There’s a tugging sensation in your chest, a forcefulness that’s similar to being dragged by the bones of your ribcage. You look up at the little snake, the sight gives you a strange feeling of comfort.
You grip the door handle and turn it, but it won’t budge. The lantern outside is unlit, you should’ve suspected this. Stepping back with a frown, you momentarily wonder why it isn’t open today. In the span of a few seconds, three things happen.
One, you remember with a startling clarity that most of the city is dead. Two, you’re suddenly very aware of the absence of constant, gnawing anxiety when it swiftly returns. And three, you hear your name called out by a familiar voice.
You turn your head, looking in the direction of the shout and you see Julian walking over to you. He says your name again, seeing something in your eyes that clearly worries him. It’s like stepping out of a warm fog, you blink and find yourself smiling through the familiar, twisting fear.
“Sorry, I got distracted,” you say. His eyes are steel-coloured and they gaze up at the shop sign for a moment. “what colour did you pick?” Your boots crunch on the dirty cobblestone as you start towards him as well. You meet him half-way, lost now in his own fog.
“What?” He asks, shaking his head. He looks down at your face.
“What colour of ink did you buy?” The question serves as an air-light distraction. The two of you turn and begin to work back through the pin-drop-silent market, away from the shop. Neither of you look at it again.
Julian pulls a paper bag out of his pocket and shows you the little bottle of lilac ink. You beam broadly.
“If anyone asks, it’s because you dared me.” He says, trying to coax a smile from your otherwise distant expression. It works.
“Oh, yes, of course. It’s not at all because it goes well with your eyes.” Julian’s smile is no longer a foil to your own, sharp and pained where yours is rounded and false. It’s a mirror, a lovingly-made replica of how much he puts you at ease.

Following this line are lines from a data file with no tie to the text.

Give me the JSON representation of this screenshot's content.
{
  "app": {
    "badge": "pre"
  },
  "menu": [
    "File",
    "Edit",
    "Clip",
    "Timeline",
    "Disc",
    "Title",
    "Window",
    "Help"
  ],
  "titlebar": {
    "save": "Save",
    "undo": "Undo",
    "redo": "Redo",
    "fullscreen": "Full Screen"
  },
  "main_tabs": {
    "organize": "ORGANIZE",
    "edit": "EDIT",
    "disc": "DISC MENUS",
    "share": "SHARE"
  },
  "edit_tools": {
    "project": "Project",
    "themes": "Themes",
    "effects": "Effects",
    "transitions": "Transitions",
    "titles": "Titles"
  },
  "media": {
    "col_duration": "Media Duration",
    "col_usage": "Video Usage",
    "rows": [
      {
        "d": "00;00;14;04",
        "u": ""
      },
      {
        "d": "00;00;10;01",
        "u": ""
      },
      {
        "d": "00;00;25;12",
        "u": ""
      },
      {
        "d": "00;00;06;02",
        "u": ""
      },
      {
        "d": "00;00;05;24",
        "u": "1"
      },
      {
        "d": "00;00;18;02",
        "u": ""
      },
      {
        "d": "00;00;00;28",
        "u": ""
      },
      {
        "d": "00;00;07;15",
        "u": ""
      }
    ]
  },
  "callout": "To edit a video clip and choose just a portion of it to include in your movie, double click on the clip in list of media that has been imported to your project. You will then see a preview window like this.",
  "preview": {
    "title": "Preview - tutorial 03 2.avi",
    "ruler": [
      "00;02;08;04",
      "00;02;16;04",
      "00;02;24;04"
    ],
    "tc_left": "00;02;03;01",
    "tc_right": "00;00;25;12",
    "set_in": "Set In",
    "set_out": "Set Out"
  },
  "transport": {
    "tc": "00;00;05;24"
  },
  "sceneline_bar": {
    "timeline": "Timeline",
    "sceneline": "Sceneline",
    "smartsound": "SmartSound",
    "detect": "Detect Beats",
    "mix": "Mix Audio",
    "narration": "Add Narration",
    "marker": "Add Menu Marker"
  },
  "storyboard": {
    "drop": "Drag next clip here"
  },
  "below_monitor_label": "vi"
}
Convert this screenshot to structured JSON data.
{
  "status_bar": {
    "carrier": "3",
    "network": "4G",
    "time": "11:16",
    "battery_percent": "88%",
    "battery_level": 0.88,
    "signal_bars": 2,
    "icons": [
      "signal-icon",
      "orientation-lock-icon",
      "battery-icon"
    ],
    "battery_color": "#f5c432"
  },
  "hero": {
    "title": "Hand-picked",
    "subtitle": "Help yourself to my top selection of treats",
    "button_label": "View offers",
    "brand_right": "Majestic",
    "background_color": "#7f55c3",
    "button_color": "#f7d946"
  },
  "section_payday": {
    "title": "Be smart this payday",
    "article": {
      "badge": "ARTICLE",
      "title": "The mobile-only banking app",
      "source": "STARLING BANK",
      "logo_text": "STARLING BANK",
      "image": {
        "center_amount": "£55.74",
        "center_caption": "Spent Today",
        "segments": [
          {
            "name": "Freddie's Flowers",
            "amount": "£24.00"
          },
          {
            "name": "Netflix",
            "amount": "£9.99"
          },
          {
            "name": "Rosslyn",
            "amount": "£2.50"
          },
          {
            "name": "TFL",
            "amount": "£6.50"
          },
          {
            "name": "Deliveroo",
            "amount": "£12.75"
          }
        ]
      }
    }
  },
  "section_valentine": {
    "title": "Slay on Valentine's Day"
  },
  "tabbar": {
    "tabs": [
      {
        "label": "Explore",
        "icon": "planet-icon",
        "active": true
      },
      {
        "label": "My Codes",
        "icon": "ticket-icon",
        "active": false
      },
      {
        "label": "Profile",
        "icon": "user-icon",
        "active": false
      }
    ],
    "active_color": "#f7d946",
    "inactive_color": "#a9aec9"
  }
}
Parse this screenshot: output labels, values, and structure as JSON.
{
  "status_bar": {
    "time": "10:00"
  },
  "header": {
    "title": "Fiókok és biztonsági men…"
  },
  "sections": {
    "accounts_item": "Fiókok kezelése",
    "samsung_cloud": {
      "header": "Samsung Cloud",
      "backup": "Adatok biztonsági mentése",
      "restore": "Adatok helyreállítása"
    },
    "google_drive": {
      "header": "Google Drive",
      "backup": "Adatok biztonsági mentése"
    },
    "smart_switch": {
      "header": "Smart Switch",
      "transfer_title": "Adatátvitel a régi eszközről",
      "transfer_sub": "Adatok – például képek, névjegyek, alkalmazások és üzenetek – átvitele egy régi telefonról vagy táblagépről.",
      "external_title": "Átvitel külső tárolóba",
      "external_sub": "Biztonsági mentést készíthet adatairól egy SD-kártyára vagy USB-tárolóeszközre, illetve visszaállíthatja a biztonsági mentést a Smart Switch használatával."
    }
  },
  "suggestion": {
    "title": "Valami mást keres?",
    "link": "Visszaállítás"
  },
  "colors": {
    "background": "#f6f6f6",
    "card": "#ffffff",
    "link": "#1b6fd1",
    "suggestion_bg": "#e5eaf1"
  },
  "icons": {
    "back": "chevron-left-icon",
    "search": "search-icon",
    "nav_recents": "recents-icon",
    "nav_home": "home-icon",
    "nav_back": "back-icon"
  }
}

“At least we’ll know the truth,” he says it like it’s a secret. The walk back to the palace is necessarily quiet. Julian can read an atmosphere easily enough and has no desire fill the silence with stories, you have no desire to listen to them.
The dead situation is managed with decreasing efficiency as the life is strangled from the city. You walk by corpses floating up the cut and shrink against Julian’s side. He goes a step further than just taking your hand. He wraps his arm around your shoulder and pulls you further away from the water.
“Let’s try a different way.” He mumbles, you can tell he doesn’t mean for you to hear it and you’re thankful all the same for his decision. The two of you trudge through back-alleys and by boarded-up houses. You want to ask him if he knows whoever owns that magic shop. Something stops you.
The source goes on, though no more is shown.